Dietary Supplements: Inpatient Policies in US Children's Hospitals

A recent study found that there is substantial variation in policies and policy quality in regard to dietary supplement use in children's hospitals even though more than 30% of children in the United States take dietary supplements regularly according to a review of nationally representative data from the 1999–2002 National Health and Nutrition Examination Survey (Picciano, 2007).

Researchers at the Osher Center at Harvard University and their colleagues undertook a study to examine pediatric hospital policies regarding dietary supplements. They administered a survey to pharmacy directors of 186 eligible member organizations of the National Association of Children's Hospitals and Related Institutions (NACHRI) to assess: written policies addressing dietary supplements; how such policies are made; and responsibilities for storage, administration, documentation, and checking for potential interactions.

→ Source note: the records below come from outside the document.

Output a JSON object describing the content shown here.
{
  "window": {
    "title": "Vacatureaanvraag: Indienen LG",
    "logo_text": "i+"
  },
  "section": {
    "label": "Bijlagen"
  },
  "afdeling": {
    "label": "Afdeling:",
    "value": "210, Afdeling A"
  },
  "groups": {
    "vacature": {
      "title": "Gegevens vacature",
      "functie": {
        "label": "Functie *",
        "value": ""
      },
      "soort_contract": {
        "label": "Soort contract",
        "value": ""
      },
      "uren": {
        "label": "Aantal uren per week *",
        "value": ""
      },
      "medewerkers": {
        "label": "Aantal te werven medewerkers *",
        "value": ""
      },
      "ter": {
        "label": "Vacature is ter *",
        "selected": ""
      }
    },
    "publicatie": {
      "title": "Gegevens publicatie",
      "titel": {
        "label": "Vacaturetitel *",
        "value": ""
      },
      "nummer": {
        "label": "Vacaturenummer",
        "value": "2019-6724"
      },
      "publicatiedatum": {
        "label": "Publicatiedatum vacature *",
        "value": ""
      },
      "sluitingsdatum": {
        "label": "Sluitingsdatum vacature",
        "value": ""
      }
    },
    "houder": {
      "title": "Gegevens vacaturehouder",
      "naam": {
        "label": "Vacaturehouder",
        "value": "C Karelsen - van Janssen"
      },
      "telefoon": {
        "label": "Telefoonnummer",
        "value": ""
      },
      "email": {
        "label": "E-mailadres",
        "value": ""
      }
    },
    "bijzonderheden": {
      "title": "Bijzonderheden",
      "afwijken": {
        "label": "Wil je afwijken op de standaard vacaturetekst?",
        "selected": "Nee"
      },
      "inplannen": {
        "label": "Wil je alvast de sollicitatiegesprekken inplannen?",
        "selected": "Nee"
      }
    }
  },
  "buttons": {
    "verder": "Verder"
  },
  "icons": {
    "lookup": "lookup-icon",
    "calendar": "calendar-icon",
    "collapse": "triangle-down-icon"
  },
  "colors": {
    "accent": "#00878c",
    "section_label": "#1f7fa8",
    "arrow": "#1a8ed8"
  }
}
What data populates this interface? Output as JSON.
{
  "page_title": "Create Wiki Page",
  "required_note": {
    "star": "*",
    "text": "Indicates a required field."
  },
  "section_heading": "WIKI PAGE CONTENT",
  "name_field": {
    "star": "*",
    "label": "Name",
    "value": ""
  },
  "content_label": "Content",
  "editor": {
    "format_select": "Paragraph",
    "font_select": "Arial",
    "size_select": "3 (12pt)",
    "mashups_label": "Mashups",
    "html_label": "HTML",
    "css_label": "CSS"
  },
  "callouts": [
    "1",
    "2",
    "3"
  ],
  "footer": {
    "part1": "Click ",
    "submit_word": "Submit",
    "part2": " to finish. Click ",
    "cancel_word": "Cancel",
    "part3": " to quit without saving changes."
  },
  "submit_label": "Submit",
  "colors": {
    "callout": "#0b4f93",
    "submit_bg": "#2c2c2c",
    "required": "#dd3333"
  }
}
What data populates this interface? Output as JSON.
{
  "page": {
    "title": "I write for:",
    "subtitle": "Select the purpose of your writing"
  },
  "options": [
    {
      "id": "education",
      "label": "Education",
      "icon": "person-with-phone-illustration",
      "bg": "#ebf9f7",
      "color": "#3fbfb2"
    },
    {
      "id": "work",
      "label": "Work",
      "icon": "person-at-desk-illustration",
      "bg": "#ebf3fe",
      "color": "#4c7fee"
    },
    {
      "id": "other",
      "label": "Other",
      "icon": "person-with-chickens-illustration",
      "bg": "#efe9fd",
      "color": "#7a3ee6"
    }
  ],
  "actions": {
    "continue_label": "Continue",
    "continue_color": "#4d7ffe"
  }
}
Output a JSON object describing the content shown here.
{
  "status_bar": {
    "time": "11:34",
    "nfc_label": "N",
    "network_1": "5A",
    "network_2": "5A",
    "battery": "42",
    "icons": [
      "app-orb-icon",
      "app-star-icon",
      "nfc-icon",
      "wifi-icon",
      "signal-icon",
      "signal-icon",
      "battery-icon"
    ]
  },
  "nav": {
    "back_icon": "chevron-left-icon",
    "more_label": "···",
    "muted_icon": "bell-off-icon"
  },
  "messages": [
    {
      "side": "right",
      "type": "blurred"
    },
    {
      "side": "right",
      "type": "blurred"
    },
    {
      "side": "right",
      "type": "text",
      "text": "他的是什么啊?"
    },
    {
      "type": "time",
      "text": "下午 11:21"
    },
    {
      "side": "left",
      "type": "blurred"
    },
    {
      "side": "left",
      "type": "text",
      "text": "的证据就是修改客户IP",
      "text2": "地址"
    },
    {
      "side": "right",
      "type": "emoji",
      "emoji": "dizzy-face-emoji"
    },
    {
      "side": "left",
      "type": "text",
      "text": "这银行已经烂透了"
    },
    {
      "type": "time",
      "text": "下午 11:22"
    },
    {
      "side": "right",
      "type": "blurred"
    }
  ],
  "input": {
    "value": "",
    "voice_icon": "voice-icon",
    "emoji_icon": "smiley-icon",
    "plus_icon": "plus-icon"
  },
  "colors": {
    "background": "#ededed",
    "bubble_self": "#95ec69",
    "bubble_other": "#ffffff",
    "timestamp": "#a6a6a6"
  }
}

Out of the 109 survey respondents, 44% had written policies on vitamins, minerals, herbs, and other dietary supplements. Few hospitals had herbs or other dietary supplements on formulary. However, most allowed patients to use their home supply of dietary supplements under defined circumstances. The researchers created a 10-point hospital policy and practices quality score to assess the quality of each policy. They found that 11% of the hospitals satisfied the 10 criteria necessary for a perfect hospital policy and practices quality score. The researchers also noted that policy development is complicated by the lack of assurance of quality and standardization of dietary supplements, the lack of safety and efficacy data for pediatric patients, and the difficulty of standardized pharmacy practices.

The authors conclude that National guidelines for dietary supplement polices need to be developed to ensure the safe use of dietary supplements in pediatric hospital settings.